The story is not from a conspiracy peddler or a grandstanding politician, but from Bloomberg News, and actually involved investigative reporting. The $13 billion figure is the profit the banks earned from subsidized low-interest loans, etc. The Fed’s total commitment, including loan rollovers, guarantees, and lending limits, was an eye-popping $7.7 trillion. Now, when I first heard a similar figure presented by Congressman Bernie Sanders a few months ago, it looked like a distortion, because it included rollover loans (if I loan you $100 and you pay me back a month later and get a new loan and so on for 12 months, have I loaned you $100 or $1200?) and the total assets on the Fed’s balance sheet have never been much larger than $2 – 2.5 trillion, with a maximum of $1.5 trillion that could be loans to banks. But the non-rollover figures are still staggering. The banks “required a combined $1.2 trillion on Dec. 5, 2008, their single neediest day.”

Other areas for concern (or outrage, take your pick):

  • These loans covered a much longer period that one might think. They were greatest at the height of the fall 2008 crisis, but they began in August 2007 and lasted until April 2010. Was such a massive amount of subsidized lending justified this whole time?
  • The identities of the banks were kept secret, until Bloomberg obtained them via a Freedom of Information Act request. Now, the Fed’s usual lender-of-last-resort apparatus, the discount window, is supposed to keep borrowers’ identities secret, but traditionally there was at least supposed to be some stigma attached to discount loans, so that banks didn’t take advantage of the Fed’s low interest rates by borrowing too much. The Fed wouldn’t out them, but it might audit them. While there is a rationale for keeping the borrowers’ names secret — you don’t want to spark a panic by signaling that these banks are in trouble — surely this secretiveness should have some limits?

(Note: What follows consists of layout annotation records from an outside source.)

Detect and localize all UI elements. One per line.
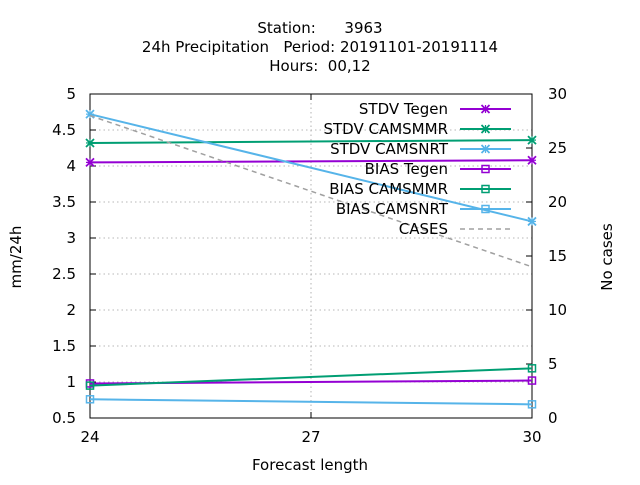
y-tick-label: 5 <box>66 85 76 103</box>
chart-title-line: Hours: 00,12 <box>269 57 370 75</box>
legend-label: STDV Tegen <box>359 100 448 118</box>
legend: STDV Tegen STDV CAMSMMR STDV CAMSNRT BIAS T… <box>323 100 511 238</box>
chart-title: Station: 3963 24h Precipitation Period: … <box>142 19 498 75</box>
point-marker-x <box>86 139 94 147</box>
y-tick-label: 4 <box>66 157 76 175</box>
legend-label: BIAS CAMSMMR <box>329 180 448 198</box>
x-tick-label: 24 <box>80 428 99 446</box>
legend-label: BIAS Tegen <box>365 160 448 178</box>
x-tick-label: 30 <box>522 428 541 446</box>
series-line <box>90 116 532 267</box>
legend-label: STDV CAMSMMR <box>323 120 448 138</box>
chart-title-line: 24h Precipitation Period: 20191101-20191… <box>142 38 498 56</box>
point-marker-x <box>482 145 490 153</box>
x-tick-label: 27 <box>301 428 320 446</box>
y-tick-label: 3 <box>66 229 76 247</box>
y-tick-label: 1.5 <box>52 337 76 355</box>
chart-title-line: Station: 3963 <box>257 19 382 37</box>
series-line <box>90 160 532 162</box>
y2-tick-label: 20 <box>548 193 567 211</box>
legend-label: BIAS CAMSNRT <box>336 200 449 218</box>
point-marker-x <box>482 125 490 133</box>
y2-tick-label: 10 <box>548 301 567 319</box>
legend-label: CASES <box>399 220 448 238</box>
x-axis-label: Forecast length <box>252 456 368 474</box>
y2-tick-label: 25 <box>548 139 567 157</box>
y-tick-label: 4.5 <box>52 121 76 139</box>
legend-label: STDV CAMSNRT <box>330 140 449 158</box>
y2-tick-label: 0 <box>548 409 558 427</box>
y-tick-label: 3.5 <box>52 193 76 211</box>
point-marker-x <box>528 156 536 164</box>
y2-tick-label: 15 <box>548 247 567 265</box>
point-marker-x <box>86 158 94 166</box>
series-line <box>90 140 532 143</box>
series-lines <box>86 110 536 408</box>
y2-axis-label: No cases <box>598 223 616 291</box>
point-marker-x <box>482 105 490 113</box>
point-marker-x <box>528 217 536 225</box>
y2-tick-label: 30 <box>548 85 567 103</box>
point-marker-x <box>528 136 536 144</box>
y-axis-label: mm/24h <box>7 226 25 289</box>
axes: 0.5 1 1.5 2 2.5 3 3.5 4 4.5 5 24 27 30 0 5 10 15 20 25 30 <box>52 85 567 446</box>
y-tick-label: 2.5 <box>52 265 76 283</box>
y2-tick-label: 5 <box>548 355 558 373</box>
y-tick-label: 2 <box>66 301 76 319</box>
y-tick-label: 1 <box>66 373 76 391</box>
y-tick-label: 0.5 <box>52 409 76 427</box>
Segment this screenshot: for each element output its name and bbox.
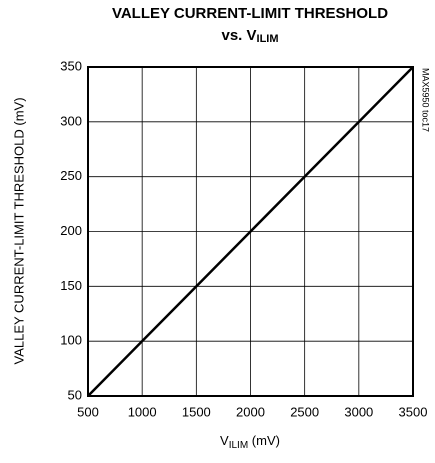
chart-title: VALLEY CURRENT-LIMIT THRESHOLD [112, 5, 388, 22]
plot-frame [87, 66, 414, 397]
chart-title: vs. VILIM [221, 27, 278, 45]
x-tick-label: 2000 [236, 404, 265, 419]
x-label-sub: ILIM [229, 440, 248, 451]
y-tick-label: 350 [60, 58, 82, 73]
data-line [87, 66, 414, 397]
x-axis-label: VILIM (mV) [220, 433, 280, 450]
y-axis-label: VALLEY CURRENT-LIMIT THRESHOLD (mV) [11, 97, 26, 364]
x-tick-label: 3500 [399, 404, 428, 419]
x-tick-label: 3000 [344, 404, 373, 419]
title-part: vs. V [221, 27, 256, 44]
x-tick-label: 1500 [182, 404, 211, 419]
y-tick-label: 250 [60, 168, 82, 183]
x-tick-label: 1000 [128, 404, 157, 419]
title-sub: ILIM [257, 33, 279, 45]
annotation: MAX5950 toc17 [421, 68, 431, 132]
y-tick-label: 300 [60, 113, 82, 128]
x-tick-label: 2500 [290, 404, 319, 419]
x-label-unit: (mV) [248, 433, 280, 448]
x-label-part: V [220, 433, 229, 448]
x-tick-label: 500 [77, 404, 99, 419]
y-tick-label: 200 [60, 223, 82, 238]
y-tick-label: 100 [60, 333, 82, 348]
y-tick-label: 50 [68, 387, 82, 402]
y-tick-label: 150 [60, 278, 82, 293]
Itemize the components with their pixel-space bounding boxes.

Last year’s Dodd-Frank financial reform bill requires disclosure of discount loans after a two-year lag. This seems modest to me, but tellingly, Fed officials are wringing their hands and saying this will destroy discount lending.
  • What kind of lender of last resort charges the lowest interest rate in town? The interest rates on these loans got as low as 0.01%. This is a huge subsidy to banks that supposedly can’t get loans anyplace else. A few years ago the Fed reset its discount rate (the rate it charges its borrowers) a notch above the federal funds rate (the rate banks charge each other), presumably so that banks wouldn’t take advantage of the Fed’s low rate. Yet the big banks got to borrow at interest rates below that, and below what anyone else was offering.
  • The loans appear to have been completely unconditional. This could maybe be justified at the peak of the 2008 crisis, when it seemed like fast action was needed, but before and after too? The Federal government’s TARP loans to banks (which, at $700 billion, now appear puny by comparison) were basically unconditional but at least attempted to impose some restrictions on banker bonuses. With the benefit of hindsight and time, more meaningful restrictions, like radically changing the pay structure so as to discourage taking wild risks with other people’s and taxpayers’ money, and limits on leverage, could be devised, and the Fed wouldn’t have worry about getting them through Congress.

I still favor an independent central bank, with minimal political meddling. But these loans don’t look like the work of an independent entity at all. They scream “regulatory capture” by big banks. Gigantic, secret, and unconditional subsidies like these are a recipe for moral hazard that could make the next financial crisis one of those sequels that’s bigger, costlier, and suckier than the original.

Audit the Fed? Yeah, why not.

UPDATE, 2 DEC. 2011: Felix Salmon and Brad DeLong teach me that my point that the lender of last resort should not have the lowest rates in town was made a long, long time ago, by Walter Bagehot: “Lend freely, but at a penalty rate.” DeLong writes:

“Without the Fed and the Treasury, the shareholders of every single money-center bank and shadow bank in the United States would have gone bust.”